Coroner’s warning after sandwich tragedy
Reporter: BEATRIZ AYALA
Date published: 09 September 2010
AN OLDHAM coroner has emphasised the need for rigorous patient assessment in care homes after a multiple sclerosis sufferer choked to death on a sandwich.
June Lynch (53) was diagnosed with MS aged 41 and moved to Chadderton Total Care Unit in 2000. Her mobility and speech continued to deteriorate.
Her daughter, Charlotte Edgar (23), from Norfolk, said her mother was almost bedbound and had to be fed by staff — but she could eat if food was cut into small pieces.
An inquest held at Oldham Magistrates Court yesterday heard how in September 2009, a staff member fed Mrs Lynch three-quarters of a ham sandwich when she noticed she “didn’t look right” and called for help.
A registered nurse arrived in seconds and felt the piece of food and tried to relax her to clear the airway. Emergency services arrived and took Mrs Lynch to the Royal Oldham Hospital, where she was pronounced dead. A pathologist found a “big chunk of food”, was blocking her larynx, too deep to reach by hand.

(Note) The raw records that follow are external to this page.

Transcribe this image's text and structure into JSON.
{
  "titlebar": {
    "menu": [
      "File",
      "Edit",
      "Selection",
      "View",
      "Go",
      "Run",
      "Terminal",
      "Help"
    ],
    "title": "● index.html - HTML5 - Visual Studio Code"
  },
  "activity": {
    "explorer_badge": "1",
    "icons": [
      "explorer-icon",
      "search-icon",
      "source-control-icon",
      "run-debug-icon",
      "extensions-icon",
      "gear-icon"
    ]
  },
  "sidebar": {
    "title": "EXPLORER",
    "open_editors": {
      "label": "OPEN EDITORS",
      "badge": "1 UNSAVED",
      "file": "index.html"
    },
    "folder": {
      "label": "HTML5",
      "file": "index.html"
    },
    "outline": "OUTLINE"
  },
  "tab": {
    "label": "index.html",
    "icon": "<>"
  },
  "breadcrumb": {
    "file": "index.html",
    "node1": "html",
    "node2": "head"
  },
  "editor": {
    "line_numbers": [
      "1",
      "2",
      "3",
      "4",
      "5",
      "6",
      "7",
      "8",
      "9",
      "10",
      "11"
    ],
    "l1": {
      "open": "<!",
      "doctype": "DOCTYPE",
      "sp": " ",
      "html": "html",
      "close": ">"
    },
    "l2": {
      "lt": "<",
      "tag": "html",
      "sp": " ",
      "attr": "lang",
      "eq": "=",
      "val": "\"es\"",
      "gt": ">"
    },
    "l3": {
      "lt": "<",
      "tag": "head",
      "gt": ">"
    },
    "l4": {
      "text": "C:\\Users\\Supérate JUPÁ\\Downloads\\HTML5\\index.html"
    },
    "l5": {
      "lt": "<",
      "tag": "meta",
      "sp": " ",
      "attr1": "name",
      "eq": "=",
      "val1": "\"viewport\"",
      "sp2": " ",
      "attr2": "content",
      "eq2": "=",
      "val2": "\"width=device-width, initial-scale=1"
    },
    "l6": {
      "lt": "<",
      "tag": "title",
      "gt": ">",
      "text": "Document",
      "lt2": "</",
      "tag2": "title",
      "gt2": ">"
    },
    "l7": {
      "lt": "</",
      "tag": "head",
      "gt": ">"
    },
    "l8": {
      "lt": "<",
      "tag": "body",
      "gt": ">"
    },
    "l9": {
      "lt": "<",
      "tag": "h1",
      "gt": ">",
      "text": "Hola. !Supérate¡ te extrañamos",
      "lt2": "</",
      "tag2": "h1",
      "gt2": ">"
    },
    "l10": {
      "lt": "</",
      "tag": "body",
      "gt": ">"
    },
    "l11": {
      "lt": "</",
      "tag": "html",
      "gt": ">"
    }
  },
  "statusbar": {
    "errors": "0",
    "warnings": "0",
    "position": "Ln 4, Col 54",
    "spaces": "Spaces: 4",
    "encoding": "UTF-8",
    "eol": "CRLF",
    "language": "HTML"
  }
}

The court was told MS sufferers have impaired reflex responses and are incapable of coughing food out.
Cause of death was asphyxia due to choking with food due to multiple sclerosis.
Oldham coroner Simon Nelson raised concerns about the unit’s review of Mrs Lynch’s dietary requirements.
Though MS patients with coughing episodes or recurring chest infections were referred for a swallowing assessment, Mrs Lynch had neither. All residents had care plans stating how they had their food.
Mr Nelson said he was satisfied with Mrs Lynch’s care but emphasised the need for rigorous assessment of individual needs concerning dietary requirements.